We weren’t the only ones screaming any more, but we were still the only ones laughing. This time in astonished relief the swirling wurl pool we had just turned the chamber into had finally arrested our forward momentum. leaving us merely spinning and bobbing in the roiling waters of the flooded chamber.

Around us a host of goblin’s splashed, sputtered, and yelled while being tossed around in the tumalt.

One voice broke through the chaos and cacophony. “Close the gate, damn it! CLOSE THE GATE!”

A harried looking godlin in a workmans leathers burst out of a side passage and dashed along a catwalk around the top of the chamber I hadn’t noticed before then. He reached the open flood gate and began frantically cranking on a lever. The gate slowly inched closed cutting off the torrent spilling from the central basin we’d crashed through on our arrival.
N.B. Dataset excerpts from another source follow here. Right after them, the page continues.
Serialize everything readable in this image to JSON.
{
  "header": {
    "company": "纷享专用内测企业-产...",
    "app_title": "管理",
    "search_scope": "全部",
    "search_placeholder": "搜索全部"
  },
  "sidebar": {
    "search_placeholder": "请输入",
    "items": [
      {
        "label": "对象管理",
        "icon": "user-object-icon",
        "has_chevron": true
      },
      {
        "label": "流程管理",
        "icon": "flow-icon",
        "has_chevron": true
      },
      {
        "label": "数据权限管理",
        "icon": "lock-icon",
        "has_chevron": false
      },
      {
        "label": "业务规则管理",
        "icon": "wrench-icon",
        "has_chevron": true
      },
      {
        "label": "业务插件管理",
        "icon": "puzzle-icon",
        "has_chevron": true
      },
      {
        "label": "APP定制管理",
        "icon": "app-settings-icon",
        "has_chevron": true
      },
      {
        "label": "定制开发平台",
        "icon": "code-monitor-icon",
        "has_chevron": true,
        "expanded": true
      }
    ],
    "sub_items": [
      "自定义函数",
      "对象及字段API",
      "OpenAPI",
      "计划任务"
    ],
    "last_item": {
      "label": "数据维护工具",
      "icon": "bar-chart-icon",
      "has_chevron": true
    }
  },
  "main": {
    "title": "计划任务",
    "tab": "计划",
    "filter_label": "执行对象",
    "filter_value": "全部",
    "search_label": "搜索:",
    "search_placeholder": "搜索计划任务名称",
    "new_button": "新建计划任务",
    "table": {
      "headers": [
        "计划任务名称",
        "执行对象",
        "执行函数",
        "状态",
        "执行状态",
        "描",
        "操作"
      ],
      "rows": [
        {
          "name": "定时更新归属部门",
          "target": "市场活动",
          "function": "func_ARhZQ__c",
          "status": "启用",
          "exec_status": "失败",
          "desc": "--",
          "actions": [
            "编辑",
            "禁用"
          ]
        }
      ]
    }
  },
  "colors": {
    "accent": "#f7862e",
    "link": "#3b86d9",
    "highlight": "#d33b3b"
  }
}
The water claimed as it began to drain out of the room through a combination of grates in the floor and the various passages leading out of the chamber. Anywhere it could find a gap to pour out of really.

As the water receded and the room revealed itself I saw that the space was filled with a network of chunky brass pipes and a series of tairest pools and tubs connected by an array of platforms and ladders. Also a lot of bedraggled and bare ass naked goblins haphazardly strewn around the place.

It seems that godlins here had taken advantage of the ready hot spring to set up a rather extensive bath house for themselves. I was already impressed by the ingenuity of the place. From what I could make out past the mess we’d made of it anyway.

As the last of the water slipped away the good ship Big Fuckoff Bagder settled in the middle of the chamber above one of the larger floor grates. Though it was looking a lot less like a badger and more like a mangled heap at that point. It’s bone armour mostly cracked and broken after the repeated beating it had taken over the course of our river ride. Hey, better it than us. Thanks bud.

By the time Gig and I had unsteadily got into our feet there was already a goblin woman in drenched finery stalking towards us, her face a stormcloud of contained fury.

Before the woman could say anything, Gig cut her off with a huge bright, albeit clearly forced, smile. “Hi Jan-Jan! Cleared the block.” Then added in a rush. “Youcanpaymelatergottagobye!”

Gig scooped me up into her arms like I was a house cat and bolted for the exit.